Aber er hatte auch scharfe Gegner, so z. B. den berühmten norwegischen Historiker Peter Andreas Munch, mit dem sich ein langer polemischer Streit in den Zeitungen entwickelte. Munch war dagegen, an einer lebenden Sprache herumzuflicken und forderte, man müsse zurückgehen auf die alte norrøne Sprache und die Dialekte. Munchs unangreifbare Autorität drohte, das Bestreben Knudsens zum Scheitern zu bringen. Der erste Sieg kam aber 1862 mit einem Erlass zur Durchführung einer Rechtschreibreform, die den Vorschlägen Knudsens weitgehend folgte. Darin wurden in der Hauptsache „stumme Buchstaben“ entfernt. Aus Miil (Meile) wurde Mil, aus Huus (Haus), wurde Hus, Troe (Glaube) zu Tro. Auch die Schreibweise der Fremdwörter wurde vereinfacht, so wurde aus Philosoph neu Filosof. Die Einführung der harten Konsonanten in die Orthographie wagte man noch nicht, sie blieb aber Knudsens Ziel. Sie wurde erst mit der Sprachreform von 1907, also nach seinem Tod, umgesetzt. 1867 legte er im Buch Det norske målstræv (Die norwegischen Sprachbemühungen) sein Programm der schrittweise erfolgenden Anpassung dar. Es bestand aus mehreren Punkten, deren wichtigste die Ersetzung von b, d und g gemäß der norwegischen Aussprache durch p, t und k, die Ersetzung von ld und nd durch ll und nn sowie die Einführung von Kurzformen wie be (bitten, beten), bli (bleiben), dra (ziehen) statt bede, blive, drage waren. Auch forderte er – vorerst noch ohne Erfolg – die konsequente Kleinschreibung der Substantive.
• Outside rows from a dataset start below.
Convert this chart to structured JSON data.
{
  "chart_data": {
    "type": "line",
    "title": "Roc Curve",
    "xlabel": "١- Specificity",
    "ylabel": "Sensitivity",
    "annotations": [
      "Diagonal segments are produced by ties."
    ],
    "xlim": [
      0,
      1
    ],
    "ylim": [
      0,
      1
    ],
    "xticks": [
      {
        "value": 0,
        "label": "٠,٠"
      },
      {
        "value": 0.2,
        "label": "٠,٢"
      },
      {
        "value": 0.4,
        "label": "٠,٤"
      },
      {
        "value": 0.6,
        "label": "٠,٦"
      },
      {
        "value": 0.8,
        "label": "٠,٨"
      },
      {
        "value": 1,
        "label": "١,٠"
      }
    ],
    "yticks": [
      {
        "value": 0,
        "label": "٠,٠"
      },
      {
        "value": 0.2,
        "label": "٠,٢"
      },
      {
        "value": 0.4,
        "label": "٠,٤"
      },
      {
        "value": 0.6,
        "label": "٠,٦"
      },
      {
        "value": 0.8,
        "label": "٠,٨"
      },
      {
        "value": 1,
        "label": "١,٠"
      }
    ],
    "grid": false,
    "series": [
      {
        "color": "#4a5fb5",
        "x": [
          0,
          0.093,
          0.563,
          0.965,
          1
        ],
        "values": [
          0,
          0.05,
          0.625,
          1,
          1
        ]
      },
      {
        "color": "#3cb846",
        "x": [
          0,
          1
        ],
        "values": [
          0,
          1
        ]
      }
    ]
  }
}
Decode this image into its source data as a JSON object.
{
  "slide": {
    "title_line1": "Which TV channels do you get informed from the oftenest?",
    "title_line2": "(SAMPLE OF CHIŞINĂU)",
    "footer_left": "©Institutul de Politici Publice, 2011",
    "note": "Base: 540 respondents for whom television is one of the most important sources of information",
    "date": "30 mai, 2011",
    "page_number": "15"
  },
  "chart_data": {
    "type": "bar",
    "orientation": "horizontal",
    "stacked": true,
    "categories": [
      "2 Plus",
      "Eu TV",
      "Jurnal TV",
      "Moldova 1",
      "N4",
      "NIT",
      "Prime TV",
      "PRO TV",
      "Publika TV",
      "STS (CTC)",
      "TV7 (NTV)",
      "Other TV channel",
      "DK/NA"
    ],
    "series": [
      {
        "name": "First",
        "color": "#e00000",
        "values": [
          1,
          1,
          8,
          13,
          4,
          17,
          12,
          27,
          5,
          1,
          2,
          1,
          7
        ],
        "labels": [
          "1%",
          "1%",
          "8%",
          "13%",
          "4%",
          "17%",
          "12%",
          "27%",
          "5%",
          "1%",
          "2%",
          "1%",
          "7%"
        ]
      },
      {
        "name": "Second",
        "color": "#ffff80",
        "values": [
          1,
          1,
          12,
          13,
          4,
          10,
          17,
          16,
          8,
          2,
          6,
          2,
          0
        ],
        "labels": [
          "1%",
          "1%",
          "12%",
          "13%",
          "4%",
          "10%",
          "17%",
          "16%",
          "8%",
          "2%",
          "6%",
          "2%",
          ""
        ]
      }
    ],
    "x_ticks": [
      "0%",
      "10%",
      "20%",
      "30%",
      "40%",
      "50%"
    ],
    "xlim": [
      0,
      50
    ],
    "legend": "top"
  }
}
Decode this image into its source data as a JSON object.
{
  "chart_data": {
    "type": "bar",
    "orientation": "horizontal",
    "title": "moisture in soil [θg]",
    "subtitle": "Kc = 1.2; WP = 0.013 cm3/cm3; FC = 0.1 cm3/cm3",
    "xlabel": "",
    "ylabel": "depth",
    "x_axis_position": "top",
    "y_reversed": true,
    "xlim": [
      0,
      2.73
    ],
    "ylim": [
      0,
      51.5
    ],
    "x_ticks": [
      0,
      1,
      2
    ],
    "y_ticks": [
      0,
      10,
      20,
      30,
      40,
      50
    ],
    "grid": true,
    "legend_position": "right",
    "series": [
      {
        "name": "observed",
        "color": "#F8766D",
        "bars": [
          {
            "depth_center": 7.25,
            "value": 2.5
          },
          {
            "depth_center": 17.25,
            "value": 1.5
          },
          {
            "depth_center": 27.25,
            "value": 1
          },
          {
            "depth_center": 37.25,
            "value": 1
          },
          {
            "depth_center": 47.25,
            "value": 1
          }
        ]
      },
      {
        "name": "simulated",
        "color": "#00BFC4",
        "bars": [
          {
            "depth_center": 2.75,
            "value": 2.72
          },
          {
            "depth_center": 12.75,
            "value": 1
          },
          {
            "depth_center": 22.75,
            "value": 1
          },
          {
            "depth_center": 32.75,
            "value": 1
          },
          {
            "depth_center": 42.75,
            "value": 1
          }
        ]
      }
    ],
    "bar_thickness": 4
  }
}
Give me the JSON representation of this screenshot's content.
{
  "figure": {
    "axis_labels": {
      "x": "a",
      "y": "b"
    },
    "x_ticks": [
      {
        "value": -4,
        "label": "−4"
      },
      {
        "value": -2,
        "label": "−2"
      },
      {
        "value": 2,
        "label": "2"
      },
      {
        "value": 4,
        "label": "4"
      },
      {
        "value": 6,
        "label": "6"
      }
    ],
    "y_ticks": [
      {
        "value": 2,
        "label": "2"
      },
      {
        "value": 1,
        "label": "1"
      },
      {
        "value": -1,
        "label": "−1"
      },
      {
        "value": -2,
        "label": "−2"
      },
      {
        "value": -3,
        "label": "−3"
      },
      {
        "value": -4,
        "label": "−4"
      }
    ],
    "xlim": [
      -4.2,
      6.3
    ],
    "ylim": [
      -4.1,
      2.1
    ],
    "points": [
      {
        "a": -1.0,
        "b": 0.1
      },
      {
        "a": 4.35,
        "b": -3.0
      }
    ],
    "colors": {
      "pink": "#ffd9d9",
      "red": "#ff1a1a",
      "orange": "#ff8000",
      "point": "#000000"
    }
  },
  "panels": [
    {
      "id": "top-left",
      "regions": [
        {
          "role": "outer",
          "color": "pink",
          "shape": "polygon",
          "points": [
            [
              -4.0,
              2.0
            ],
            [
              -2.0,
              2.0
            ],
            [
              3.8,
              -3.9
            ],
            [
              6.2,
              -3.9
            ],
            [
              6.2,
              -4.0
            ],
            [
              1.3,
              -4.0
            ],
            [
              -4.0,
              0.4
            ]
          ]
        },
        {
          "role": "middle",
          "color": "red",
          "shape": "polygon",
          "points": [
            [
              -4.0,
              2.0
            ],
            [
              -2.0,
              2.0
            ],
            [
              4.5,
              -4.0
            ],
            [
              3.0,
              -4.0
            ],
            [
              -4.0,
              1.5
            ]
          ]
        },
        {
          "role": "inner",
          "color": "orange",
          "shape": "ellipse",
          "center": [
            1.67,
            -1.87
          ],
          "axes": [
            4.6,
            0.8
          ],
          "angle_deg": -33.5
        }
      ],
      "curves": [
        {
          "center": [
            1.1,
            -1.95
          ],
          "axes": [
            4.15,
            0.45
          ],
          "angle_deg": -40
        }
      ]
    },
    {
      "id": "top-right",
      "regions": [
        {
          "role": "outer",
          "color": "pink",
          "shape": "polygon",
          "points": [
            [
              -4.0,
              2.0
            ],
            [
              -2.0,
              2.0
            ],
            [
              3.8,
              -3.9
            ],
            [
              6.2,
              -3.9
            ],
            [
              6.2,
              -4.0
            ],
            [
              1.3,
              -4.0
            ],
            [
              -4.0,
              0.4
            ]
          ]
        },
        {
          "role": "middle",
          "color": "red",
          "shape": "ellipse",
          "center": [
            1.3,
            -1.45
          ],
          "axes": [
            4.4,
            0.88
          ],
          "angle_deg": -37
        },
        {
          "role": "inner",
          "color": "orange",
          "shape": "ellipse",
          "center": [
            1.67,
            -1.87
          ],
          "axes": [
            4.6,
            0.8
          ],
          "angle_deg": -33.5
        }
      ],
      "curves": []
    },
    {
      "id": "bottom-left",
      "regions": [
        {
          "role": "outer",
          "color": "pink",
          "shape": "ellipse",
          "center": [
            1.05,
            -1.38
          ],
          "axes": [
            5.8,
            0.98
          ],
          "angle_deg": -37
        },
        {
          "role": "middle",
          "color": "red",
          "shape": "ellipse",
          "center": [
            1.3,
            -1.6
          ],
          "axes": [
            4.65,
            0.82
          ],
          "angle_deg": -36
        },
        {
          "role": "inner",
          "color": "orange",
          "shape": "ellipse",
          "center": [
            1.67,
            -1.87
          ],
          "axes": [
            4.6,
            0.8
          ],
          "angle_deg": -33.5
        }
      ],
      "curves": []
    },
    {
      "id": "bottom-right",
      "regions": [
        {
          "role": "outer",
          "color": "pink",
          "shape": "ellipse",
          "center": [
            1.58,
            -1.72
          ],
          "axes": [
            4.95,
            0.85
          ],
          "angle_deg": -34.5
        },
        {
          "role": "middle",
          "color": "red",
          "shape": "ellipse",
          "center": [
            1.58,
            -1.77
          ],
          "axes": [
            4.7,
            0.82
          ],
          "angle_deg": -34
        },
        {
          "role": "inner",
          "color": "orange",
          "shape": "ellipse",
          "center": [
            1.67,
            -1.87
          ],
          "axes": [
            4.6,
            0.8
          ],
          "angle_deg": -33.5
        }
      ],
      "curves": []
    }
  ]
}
Er kannte die Bestrebungen Ivar Aasens, ein Landsmål auf der Grundlage norwegischer Dialekte zu schaffen. Er wandte sich nicht gegen diesen Plan, hielt aber ihre allgemeine Einführung für einen unrealistischen Traum. Er fühlte sich aber nun in einer Konkurrenzsituation mit Landsmål. Das wurde deutlich, als 1885 das Landsmål mit dem Riksmål gleichgestellt wurde. Aber in Teilen der Bevölkerung, besonders des städtischen Bürgertums, wuchs nun doch die Furcht vor dem völligen Obsiegen des Landsmål, die ihm immer mehr Anhänger zuführte.

1867 veröffentlichte er das Buch Den landsgyldige norske uttale (Die richtige norwegische Aussprache), wo er die Auffassung vertrat, dass eine gebildete Sprechweise im Lande flächendeckend verbreitet sei und man eine Hochsprache finden könne. 1887 übernahm das Ministerium diese Ansicht und erließ ein Rundschreiben, wonach die Schüler die allgemeine Umgangssprache der Gebildeten, aber keine gekünstelte Sprache sprechen sollten. Dass es unmöglich war, dies zu praktizieren, war eine andere Sache, denn kein Schüler wusste, was eine „Umgangssprache der Gebildeten“ sein sollte.

Sein Werk wurde zur Grundlage des Riksmål. 1929 wurde diese Sprache vom norwegischen Storting in Bokmål umbenannt. Die daraufhin folgende Kontroverse über die Normierung dieser Sprachform führte dazu, dass sich Bokmål in zwei Versionen (moderateres Bokmål und konservativeres Riksmål) mit je eigener Normierung und Sprachtradition spaltete.

Literatur

  • Einar Lundeby: Knud Knudsen – riksmålets fader, bokmålets bestefar. In: Språknytt 1995, Heft 4.